A second aspect of Bill C-36 which has something indecent about it. The Secretary of State was saying this morning "As a government, we have met our responsibilities. We have taxed the major chartered banks. We have levied a special renewable $160 million tax".
There is a special tax of $160 million on the chartered banks, banks which have amassed some $5 billion in profits. Yet those banks, if we can believe a Toronto Star article which reports on the contents of a Revenue Canada report on tax evasion and refers to the $60 billion in assets siphoned off to the U.S. and just about everywhere else, are not paying the federal government, Revenue Canada, its just dues. They are taking advantage of tax loopholes to transfer part of their untaxed funds into branch operations, particularly in the Caribbean. As I have said, there are 46 of these. It is easy for them to plan their affairs so as to pay the minimum in taxes.
Mr. Speaker, since you are indicating that I have two minutes left, I will end with this measure and continue after question period. The banks are being hit with $160 millions in taxes-a temporary measure-when, at the other end, there is $60 billion in tax evasion and $2 billion that went to the United States untaxed through family trusts.

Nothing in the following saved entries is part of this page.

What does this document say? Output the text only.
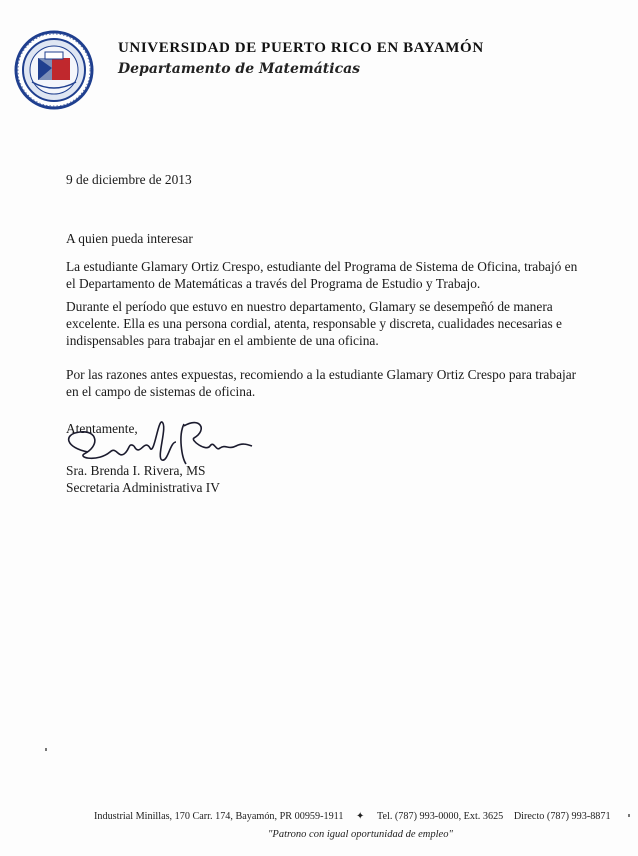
UNIVERSIDAD DE PUERTO RICO EN BAYAMÓN
Departamento de Matemáticas
9 de diciembre de 2013
A quien pueda interesar
La estudiante Glamary Ortiz Crespo, estudiante del Programa de Sistema de Oficina, trabajó en
el Departamento de Matemáticas a través del Programa de Estudio y Trabajo.
Durante el período que estuvo en nuestro departamento, Glamary se desempeñó de manera
excelente. Ella es una persona cordial, atenta, responsable y discreta, cualidades necesarias e
indispensables para trabajar en el ambiente de una oficina.
Por las razones antes expuestas, recomiendo a la estudiante Glamary Ortiz Crespo para trabajar
en el campo de sistemas de oficina.
Atentamente,
Sra. Brenda I. Rivera, MS
Secretaria Administrativa IV
Industrial Minillas, 170 Carr. 174, Bayamón, PR 00959-1911 ✦ Tel. (787) 993-0000, Ext. 3625 Directo (787) 993-8871
"Patrono con igual oportunidad de empleo"
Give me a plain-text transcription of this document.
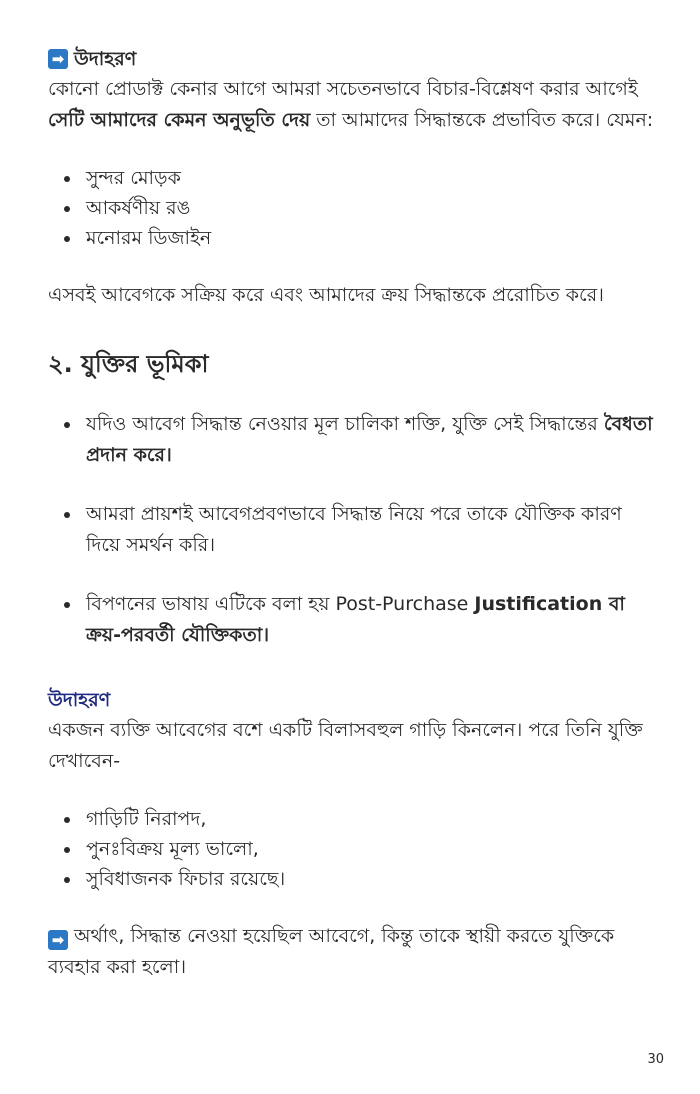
➡ উদাহরণ

কোনো প্রোডাক্ট কেনার আগে আমরা সচেতনভাবে বিচার-বিশ্লেষণ করার আগেই সেটি আমাদের কেমন অনুভূতি দেয় তা আমাদের সিদ্ধান্তকে প্রভাবিত করে। যেমন:

সুন্দর মোড়ক
আকর্ষণীয় রঙ
মনোরম ডিজাইন

এসবই আবেগকে সক্রিয় করে এবং আমাদের ক্রয় সিদ্ধান্তকে প্ররোচিত করে।

২. যুক্তির ভূমিকা
যদিও আবেগ সিদ্ধান্ত নেওয়ার মূল চালিকা শক্তি, যুক্তি সেই সিদ্ধান্তের বৈধতা প্রদান করে।
আমরা প্রায়শই আবেগপ্রবণভাবে সিদ্ধান্ত নিয়ে পরে তাকে যৌক্তিক কারণ দিয়ে সমর্থন করি।
বিপণনের ভাষায় এটিকে বলা হয় Post-Purchase Justification বা ক্রয়-পরবর্তী যৌক্তিকতা।
উদাহরণ

একজন ব্যক্তি আবেগের বশে একটি বিলাসবহুল গাড়ি কিনলেন। পরে তিনি যুক্তি দেখাবেন-

গাড়িটি নিরাপদ,
পুনঃবিক্রয় মূল্য ভালো,
সুবিধাজনক ফিচার রয়েছে।

➡ অর্থাৎ, সিদ্ধান্ত নেওয়া হয়েছিল আবেগে, কিন্তু তাকে স্থায়ী করতে যুক্তিকে ব্যবহার করা হলো।

30
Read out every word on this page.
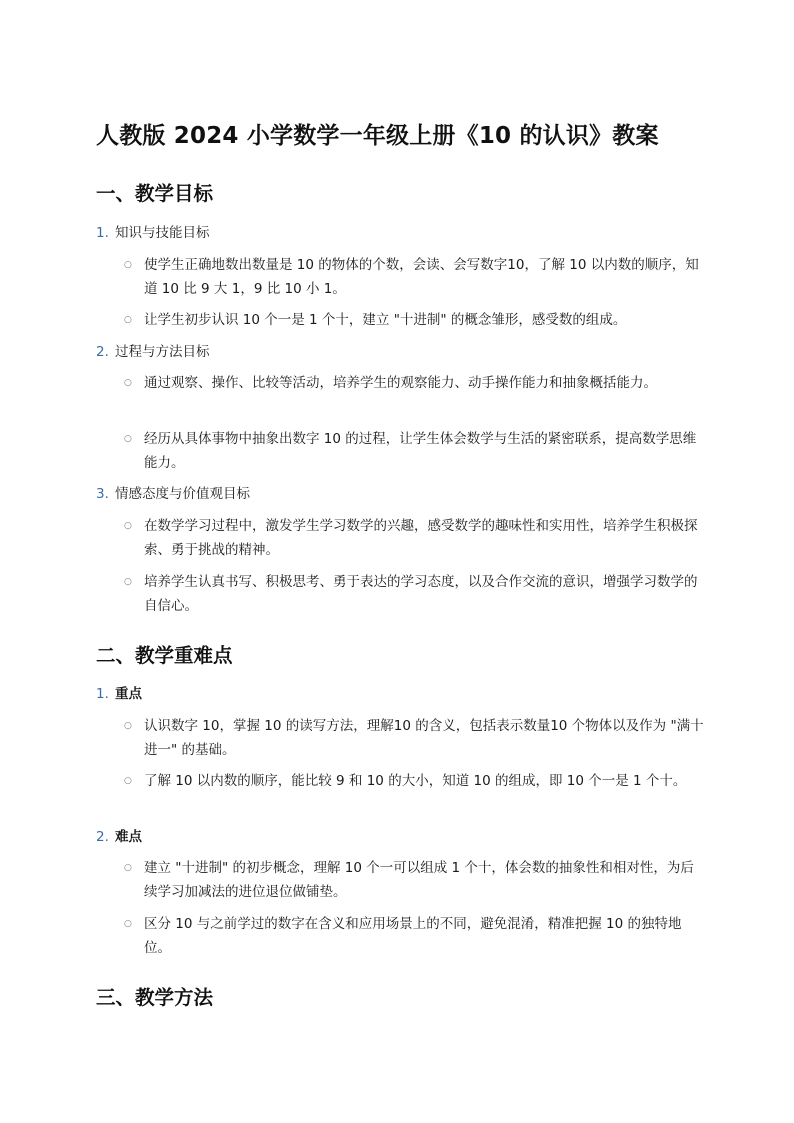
人教版 2024 小学数学一年级上册《10 的认识》教案
一、教学目标
1. 知识与技能目标
○ 使学生正确地数出数量是 10 的物体的个数，会读、会写数字10，了解 10 以内数的顺序，知道 10 比 9 大 1，9 比 10 小 1。
○ 让学生初步认识 10 个一是 1 个十，建立 "十进制" 的概念雏形，感受数的组成。
2. 过程与方法目标
○ 通过观察、操作、比较等活动，培养学生的观察能力、动手操作能力和抽象概括能力。
○ 经历从具体事物中抽象出数字 10 的过程，让学生体会数学与生活的紧密联系，提高数学思维能力。
3. 情感态度与价值观目标
○ 在数学学习过程中，激发学生学习数学的兴趣，感受数学的趣味性和实用性，培养学生积极探索、勇于挑战的精神。
○ 培养学生认真书写、积极思考、勇于表达的学习态度，以及合作交流的意识，增强学习数学的自信心。
二、教学重难点
1. 重点
○ 认识数字 10，掌握 10 的读写方法，理解10 的含义，包括表示数量10 个物体以及作为 "满十进一" 的基础。
○ 了解 10 以内数的顺序，能比较 9 和 10 的大小，知道 10 的组成，即 10 个一是 1 个十。
2. 难点
○ 建立 "十进制" 的初步概念，理解 10 个一可以组成 1 个十，体会数的抽象性和相对性，为后续学习加减法的进位退位做铺垫。
○ 区分 10 与之前学过的数字在含义和应用场景上的不同，避免混淆，精准把握 10 的独特地位。
三、教学方法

We should compare the $160 in special tax on the banks to the billions it is costing Quebecers and Canadians with the restrictions in unemployment insurance, for example, and with the cuts to social assistance, post-secondary education and health. I think Quebec and Canadian taxpayers will realize that this government is working, but not necessarily in their best interest. It is working more for big business; for the powerful families, like those that succeeded in transferring $2 billion through family trusts without paying tax; and for certain financial institutions, including the banks. I will return to this in my analysis of Bill C-36.